Does that mean you can't sort them into Games or Utilities folder? Can
you not seperate the "run program" icons from the "contact
manufacturer's website" icons and put the latter elsewhere
Unless I've missed something, nope.  I've tried, although I haven't spent hours trying to figure it out.  Mind you, most apps do install into their own folders in the menu, you just can't seem to create your own.  But the program menu has its own search function built right into it, so you don't need to scroll through dozens of folders and icons if you know what you want.
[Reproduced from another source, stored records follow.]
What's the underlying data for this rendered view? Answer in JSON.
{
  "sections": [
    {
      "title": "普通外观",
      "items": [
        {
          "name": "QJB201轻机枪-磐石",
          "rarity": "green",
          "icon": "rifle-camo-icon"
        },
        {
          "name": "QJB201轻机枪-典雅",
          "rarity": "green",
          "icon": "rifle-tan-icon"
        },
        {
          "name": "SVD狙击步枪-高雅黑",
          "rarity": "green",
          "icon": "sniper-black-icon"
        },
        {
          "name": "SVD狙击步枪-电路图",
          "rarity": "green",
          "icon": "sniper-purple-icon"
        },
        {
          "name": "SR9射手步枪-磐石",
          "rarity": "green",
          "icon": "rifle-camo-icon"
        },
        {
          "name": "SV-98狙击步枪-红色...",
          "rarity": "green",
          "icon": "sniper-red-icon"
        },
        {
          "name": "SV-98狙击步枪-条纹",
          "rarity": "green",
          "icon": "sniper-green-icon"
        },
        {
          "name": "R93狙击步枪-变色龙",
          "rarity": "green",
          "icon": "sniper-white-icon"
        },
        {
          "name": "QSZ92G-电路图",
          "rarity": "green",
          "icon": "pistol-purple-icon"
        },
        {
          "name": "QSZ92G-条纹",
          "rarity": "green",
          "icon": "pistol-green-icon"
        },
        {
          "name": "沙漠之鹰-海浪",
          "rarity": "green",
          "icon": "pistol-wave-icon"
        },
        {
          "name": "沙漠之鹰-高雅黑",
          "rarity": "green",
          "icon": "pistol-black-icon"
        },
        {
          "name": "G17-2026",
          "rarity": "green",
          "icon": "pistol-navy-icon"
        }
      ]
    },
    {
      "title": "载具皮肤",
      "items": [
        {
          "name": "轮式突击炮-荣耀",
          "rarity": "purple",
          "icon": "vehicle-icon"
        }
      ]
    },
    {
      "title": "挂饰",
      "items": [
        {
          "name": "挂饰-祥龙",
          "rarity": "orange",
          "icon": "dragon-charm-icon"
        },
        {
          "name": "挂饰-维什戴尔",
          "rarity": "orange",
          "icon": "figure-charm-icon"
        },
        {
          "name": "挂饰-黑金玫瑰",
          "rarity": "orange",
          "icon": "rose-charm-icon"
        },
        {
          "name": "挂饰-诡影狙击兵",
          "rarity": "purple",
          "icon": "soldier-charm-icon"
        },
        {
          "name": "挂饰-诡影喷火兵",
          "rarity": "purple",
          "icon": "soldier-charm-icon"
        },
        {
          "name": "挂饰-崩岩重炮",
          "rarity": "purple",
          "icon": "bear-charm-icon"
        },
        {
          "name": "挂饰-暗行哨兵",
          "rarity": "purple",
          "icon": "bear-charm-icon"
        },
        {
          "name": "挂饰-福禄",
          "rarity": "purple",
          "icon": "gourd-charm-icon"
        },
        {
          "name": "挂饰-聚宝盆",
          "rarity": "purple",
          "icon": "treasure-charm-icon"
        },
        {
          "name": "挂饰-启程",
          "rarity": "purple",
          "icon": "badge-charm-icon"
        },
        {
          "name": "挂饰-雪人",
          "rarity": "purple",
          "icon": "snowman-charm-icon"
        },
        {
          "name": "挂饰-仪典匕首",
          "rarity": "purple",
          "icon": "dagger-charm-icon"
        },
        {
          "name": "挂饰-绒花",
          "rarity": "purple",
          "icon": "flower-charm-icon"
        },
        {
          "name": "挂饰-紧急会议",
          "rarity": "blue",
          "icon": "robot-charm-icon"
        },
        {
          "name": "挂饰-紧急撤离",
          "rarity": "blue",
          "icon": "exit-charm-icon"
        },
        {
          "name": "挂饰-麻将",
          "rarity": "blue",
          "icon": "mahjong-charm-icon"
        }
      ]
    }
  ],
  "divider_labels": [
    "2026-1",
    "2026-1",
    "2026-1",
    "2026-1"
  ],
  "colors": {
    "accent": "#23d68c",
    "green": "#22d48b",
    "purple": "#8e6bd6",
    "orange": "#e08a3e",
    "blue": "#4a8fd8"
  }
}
BTW, if anyone here knows how to get Win 7 to let you reorg the program menu, please let me know?  Thanks.
-- Bob
---------
Then the horns kicked in...
...and my shoes began to squeak.
jpub Wrote:1) Modifiable start menu: What do you mean, Bob? I click Windows, go to All Programs, r-click, and select Open. There I can change anything. The only caveat is that for certain things you have to both modify the All Users version and your user's subset of the Start menu.
Okay, I think the two different locations is what got me.  It's been months since I tried to do this, mind you, and I was busy dealing with other stuff caused by the new install, so I probably just blew past that in frustration.  Yes, I know multiple locations for start menu stuff has been standard since, um, XP or earlier, but in this case I think I was confused by the way Win 7's explorer will show you the contents of a folder without actually opening the tree in the left pane all the way when you open it directly or with a path in the "address" field at the top.  I didn't realize it did that for a few days, and it got me all messed up for a while.  I should really have put some time aside to go back and try things that I wrote off, once I got more familiar with the OS.
-- Bob
---------
Then the horns kicked in...
...and my shoes began to squeak.
Thanks all!
Typing this on the new machine, which is awesome.  Plays WoW at the maximum level with no slowdown, so I should also be getting back to CoH in the hopes that it too will be shiny.  (And my fiancee wants to install Second Life... n.nWink
One thing: does anyone have any idea how to transfer bookmarks and maybe even open tab settings from one computer's Firefox to another?  I tried the obvious "bookmarks" file and it did nothing.
--Sam
"Sarsaparilla and fresh horses for all my men!"
Go to Bookmarks, then Organize Bookmarks, then Import & Backup. Go to Export HTML. It will export your bookmarks file as an HTML file that can then be transferred to another computer. Use the Import HTML command that's just above the Export tab to load them in.
If we knew what it was we were doing, it would not be called research, would it?
- Albert Einstein
And as the search is now functioning the initial thread: http://drunkardswalkforums.yuku.com/topic/6305
Oh, here's something ineteresting that a friend told me about when some nasty little program crashed his Windows 7 box:
The Recovery Consol has a GUI!  Yup, that's right.  No more command lines to retrieve lost data!  How's that for user friendly?